Me levanté temprano, tomé un café cargado en la cafetería del hotel y me dirigí ansioso hacia la estación. Desfilé ante la taquilla junto a una legión de inmigrantes abigarrados de equipaje, saqué un billete y subí a un autobús con destino al desierto.
Una vez en marcha, desde la ventanilla fui viendo despertar la ciudad, cómo se desperezaba el tráfico y los ámbares de la capital quedaban atrás. La piel agreste de aquella costilla española comenzó a rodear el trayecto, salpicado de caravanas de viajeros, caseríos blancos y empalizadas de plásticos. Por momentos costaba distinguir el mar del tapiz plateado de las plantaciones. Poco a poco el bus tomó altura, dejó la costa a la espalda y se internó entre sierras calvas y palmitos. El desierto se anunciaba en cada curva y el corazón me palpitaba emocionado.

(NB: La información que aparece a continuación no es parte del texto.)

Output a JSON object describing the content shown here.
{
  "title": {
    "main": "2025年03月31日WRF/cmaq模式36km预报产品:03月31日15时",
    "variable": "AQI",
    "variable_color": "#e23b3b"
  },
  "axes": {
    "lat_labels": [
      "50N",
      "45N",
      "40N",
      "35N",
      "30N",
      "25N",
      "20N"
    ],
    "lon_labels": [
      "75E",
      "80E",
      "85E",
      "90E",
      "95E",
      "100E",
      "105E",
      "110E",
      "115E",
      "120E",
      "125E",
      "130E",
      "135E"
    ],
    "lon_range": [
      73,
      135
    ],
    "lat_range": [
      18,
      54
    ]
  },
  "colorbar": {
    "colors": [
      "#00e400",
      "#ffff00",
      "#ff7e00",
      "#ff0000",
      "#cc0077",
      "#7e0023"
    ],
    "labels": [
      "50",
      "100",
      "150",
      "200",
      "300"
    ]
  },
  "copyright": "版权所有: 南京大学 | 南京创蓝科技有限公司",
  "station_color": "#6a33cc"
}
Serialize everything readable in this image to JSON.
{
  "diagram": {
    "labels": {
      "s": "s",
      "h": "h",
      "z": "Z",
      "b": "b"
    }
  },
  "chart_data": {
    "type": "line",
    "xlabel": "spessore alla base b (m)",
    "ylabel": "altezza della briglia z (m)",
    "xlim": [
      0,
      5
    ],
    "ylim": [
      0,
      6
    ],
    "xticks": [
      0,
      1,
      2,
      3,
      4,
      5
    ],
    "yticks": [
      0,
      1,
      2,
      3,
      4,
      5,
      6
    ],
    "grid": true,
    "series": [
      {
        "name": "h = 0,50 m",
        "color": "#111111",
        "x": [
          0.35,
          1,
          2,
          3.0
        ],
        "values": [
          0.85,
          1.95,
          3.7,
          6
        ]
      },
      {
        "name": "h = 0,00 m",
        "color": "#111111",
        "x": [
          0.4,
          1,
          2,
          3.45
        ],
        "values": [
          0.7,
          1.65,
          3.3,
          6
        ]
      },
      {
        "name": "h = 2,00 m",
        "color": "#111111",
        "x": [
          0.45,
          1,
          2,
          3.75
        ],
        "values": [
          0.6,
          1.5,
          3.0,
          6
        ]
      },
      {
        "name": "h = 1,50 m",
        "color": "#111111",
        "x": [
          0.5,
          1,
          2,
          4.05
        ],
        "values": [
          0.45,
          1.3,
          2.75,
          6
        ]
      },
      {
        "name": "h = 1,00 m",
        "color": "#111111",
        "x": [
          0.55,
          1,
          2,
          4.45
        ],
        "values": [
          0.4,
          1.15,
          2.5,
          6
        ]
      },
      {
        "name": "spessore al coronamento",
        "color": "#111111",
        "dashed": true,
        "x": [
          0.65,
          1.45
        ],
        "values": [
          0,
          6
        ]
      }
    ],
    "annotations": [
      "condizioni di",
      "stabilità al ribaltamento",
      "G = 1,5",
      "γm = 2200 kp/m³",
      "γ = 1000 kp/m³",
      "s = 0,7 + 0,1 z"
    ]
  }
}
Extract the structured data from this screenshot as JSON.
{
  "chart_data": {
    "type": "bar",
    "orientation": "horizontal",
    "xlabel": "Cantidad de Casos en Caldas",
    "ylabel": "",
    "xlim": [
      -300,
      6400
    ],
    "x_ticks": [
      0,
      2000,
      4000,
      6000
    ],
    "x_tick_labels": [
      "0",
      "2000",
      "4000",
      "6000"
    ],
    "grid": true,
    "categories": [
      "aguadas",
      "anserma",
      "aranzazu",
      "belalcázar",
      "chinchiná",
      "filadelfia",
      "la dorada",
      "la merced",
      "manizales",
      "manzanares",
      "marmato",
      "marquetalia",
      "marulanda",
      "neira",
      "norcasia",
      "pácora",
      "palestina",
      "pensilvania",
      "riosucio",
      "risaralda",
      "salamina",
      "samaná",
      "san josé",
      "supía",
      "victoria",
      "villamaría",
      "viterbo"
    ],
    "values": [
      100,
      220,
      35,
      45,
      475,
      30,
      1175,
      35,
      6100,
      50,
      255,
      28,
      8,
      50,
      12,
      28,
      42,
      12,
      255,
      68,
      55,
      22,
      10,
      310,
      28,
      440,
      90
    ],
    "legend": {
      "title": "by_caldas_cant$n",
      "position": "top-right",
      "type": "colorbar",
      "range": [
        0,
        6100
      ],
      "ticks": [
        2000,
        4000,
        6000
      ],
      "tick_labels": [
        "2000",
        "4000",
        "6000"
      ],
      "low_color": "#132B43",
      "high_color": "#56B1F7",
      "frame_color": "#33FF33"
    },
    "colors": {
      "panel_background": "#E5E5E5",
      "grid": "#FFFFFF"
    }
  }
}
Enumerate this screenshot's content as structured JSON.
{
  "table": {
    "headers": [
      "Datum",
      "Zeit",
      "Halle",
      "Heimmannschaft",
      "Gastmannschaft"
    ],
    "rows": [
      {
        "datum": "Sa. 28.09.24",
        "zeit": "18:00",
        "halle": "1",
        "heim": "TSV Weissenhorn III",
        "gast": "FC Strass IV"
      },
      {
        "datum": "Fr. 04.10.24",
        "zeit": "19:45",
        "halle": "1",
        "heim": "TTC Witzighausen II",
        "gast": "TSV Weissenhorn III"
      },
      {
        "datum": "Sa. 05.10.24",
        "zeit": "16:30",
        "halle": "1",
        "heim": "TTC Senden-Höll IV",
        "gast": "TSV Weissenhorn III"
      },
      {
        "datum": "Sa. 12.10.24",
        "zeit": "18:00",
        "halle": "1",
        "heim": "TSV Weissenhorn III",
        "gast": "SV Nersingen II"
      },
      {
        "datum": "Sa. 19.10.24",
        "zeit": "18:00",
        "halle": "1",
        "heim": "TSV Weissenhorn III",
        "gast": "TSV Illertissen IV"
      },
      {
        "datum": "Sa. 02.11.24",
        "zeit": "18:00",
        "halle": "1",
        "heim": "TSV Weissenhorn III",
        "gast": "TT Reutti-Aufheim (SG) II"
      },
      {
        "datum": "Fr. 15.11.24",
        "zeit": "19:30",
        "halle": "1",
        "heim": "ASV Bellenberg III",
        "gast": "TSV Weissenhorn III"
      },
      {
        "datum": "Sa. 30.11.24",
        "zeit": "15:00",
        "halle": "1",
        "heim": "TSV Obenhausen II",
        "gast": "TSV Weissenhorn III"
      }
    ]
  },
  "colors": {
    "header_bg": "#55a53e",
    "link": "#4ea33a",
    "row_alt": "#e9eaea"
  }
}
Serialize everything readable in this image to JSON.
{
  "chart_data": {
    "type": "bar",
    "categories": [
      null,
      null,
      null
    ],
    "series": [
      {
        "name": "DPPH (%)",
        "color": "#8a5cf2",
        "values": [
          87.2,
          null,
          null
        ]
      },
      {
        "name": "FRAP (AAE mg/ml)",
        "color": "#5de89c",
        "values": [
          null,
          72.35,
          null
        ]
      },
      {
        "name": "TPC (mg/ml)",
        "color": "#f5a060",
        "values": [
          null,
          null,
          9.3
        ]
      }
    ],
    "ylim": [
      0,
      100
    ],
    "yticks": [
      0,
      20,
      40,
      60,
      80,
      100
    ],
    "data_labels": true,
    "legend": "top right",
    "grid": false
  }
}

Entonces, inmerso en el paisaje de mis sueños, tomé cuenta y dudé si aquel podría ser el principio o el final de algo, como anticipando una dulce decepción. Enfrentado a la fantasía no habría ya otra forma de vivir la realidad. Aquel viaje a La Meca ocuparía bien cierto un lugar en el fondo de la memoria, pero también podría resultar el soplo que despejase todas las trampas en el solitario. Volver a levantar la vista y ser fiel a uno mismo serían enseñanzas propias del Bautista y las arenas de Yucca City mis aguas del Jordán. La afirmación de los tallos de las pitas sucediéndose en las cunetas pareció darme la razón.